How is it useful for Workflow Automation?
The appveyor-automation skill is useful for Workflow Automation because it gives the agent an operational sequence: discover tools, confirm connection, execute with current schemas, and report results. That sequence is especially valuable for CI tasks where wrong project IDs, missing branch names, or unauthorized connections can waste time or trigger unintended builds.
How to Improve appveyor-automation skill
Improve prompts with execution boundaries
The fastest way to improve appveyor-automation results is to state what the agent may do without approval. For example: “Read build status only,” “prepare but do not trigger deployment,” or “trigger a rebuild only for branch main after confirming the project slug.” These boundaries help the agent choose safer tool calls and avoid accidental CI changes.

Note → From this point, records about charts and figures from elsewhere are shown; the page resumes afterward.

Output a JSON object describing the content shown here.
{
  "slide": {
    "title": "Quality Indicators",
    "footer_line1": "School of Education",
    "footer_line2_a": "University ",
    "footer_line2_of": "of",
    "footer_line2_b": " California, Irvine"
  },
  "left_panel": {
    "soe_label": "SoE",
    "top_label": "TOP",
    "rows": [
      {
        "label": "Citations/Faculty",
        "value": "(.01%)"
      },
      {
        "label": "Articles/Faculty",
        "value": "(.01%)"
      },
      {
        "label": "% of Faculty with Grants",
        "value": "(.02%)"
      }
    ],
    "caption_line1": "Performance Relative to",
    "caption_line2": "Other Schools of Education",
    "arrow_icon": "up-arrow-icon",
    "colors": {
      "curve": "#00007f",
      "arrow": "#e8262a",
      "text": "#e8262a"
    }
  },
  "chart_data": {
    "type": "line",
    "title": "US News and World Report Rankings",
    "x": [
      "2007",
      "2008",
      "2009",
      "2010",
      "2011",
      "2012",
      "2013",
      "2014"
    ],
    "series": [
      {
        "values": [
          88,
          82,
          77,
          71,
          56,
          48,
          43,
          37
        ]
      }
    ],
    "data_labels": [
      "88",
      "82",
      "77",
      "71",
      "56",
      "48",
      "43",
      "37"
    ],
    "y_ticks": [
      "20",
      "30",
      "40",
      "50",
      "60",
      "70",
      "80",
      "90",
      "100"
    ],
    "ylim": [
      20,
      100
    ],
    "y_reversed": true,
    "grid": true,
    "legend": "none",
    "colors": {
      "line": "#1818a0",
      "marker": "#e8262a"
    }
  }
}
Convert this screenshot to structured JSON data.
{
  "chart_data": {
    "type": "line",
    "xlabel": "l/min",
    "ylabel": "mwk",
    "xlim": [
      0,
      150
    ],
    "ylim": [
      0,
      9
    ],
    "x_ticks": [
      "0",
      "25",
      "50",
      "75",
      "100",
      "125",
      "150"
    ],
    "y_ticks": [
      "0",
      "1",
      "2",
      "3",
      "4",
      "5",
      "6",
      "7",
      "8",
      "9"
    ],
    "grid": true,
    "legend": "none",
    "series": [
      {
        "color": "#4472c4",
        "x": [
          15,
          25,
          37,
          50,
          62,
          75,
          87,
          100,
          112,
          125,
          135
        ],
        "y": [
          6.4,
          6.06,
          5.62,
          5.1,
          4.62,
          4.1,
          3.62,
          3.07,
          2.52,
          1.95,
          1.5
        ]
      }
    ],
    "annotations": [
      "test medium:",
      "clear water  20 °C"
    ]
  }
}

Give stronger AppVeyor context
Provide project names, branch names, build IDs, commit SHAs, environment names, and the desired output format when you have them. Instead of “fix the failed build,” ask: “Find the latest failed AppVeyor build for branch release/2.4, summarize the failing job and logs, and suggest next debugging steps without rerunning the build.” Specific identifiers reduce tool-discovery ambiguity and improve the final summary.
Watch for common failure modes
The main failure modes are inactive AppVeyor connections, skipped tool discovery, vague project scope, and assuming a tool field that was not returned by RUBE_SEARCH_TOOLS. If a run fails, ask the agent to show the discovered schema, the selected tool slug, the arguments it planned to send, and the exact error returned by Rube or AppVeyor.
Iterate after the first output
After the first result, narrow the next request. Good follow-ups include: “Now check only the failing job logs,” “Compare this build to the previous successful build,” “Prepare a rebuild request but wait for approval,” or “Create a concise release-engineering handoff note.” The appveyor-automation skill works best as a controlled loop: discover, execute, verify, then refine.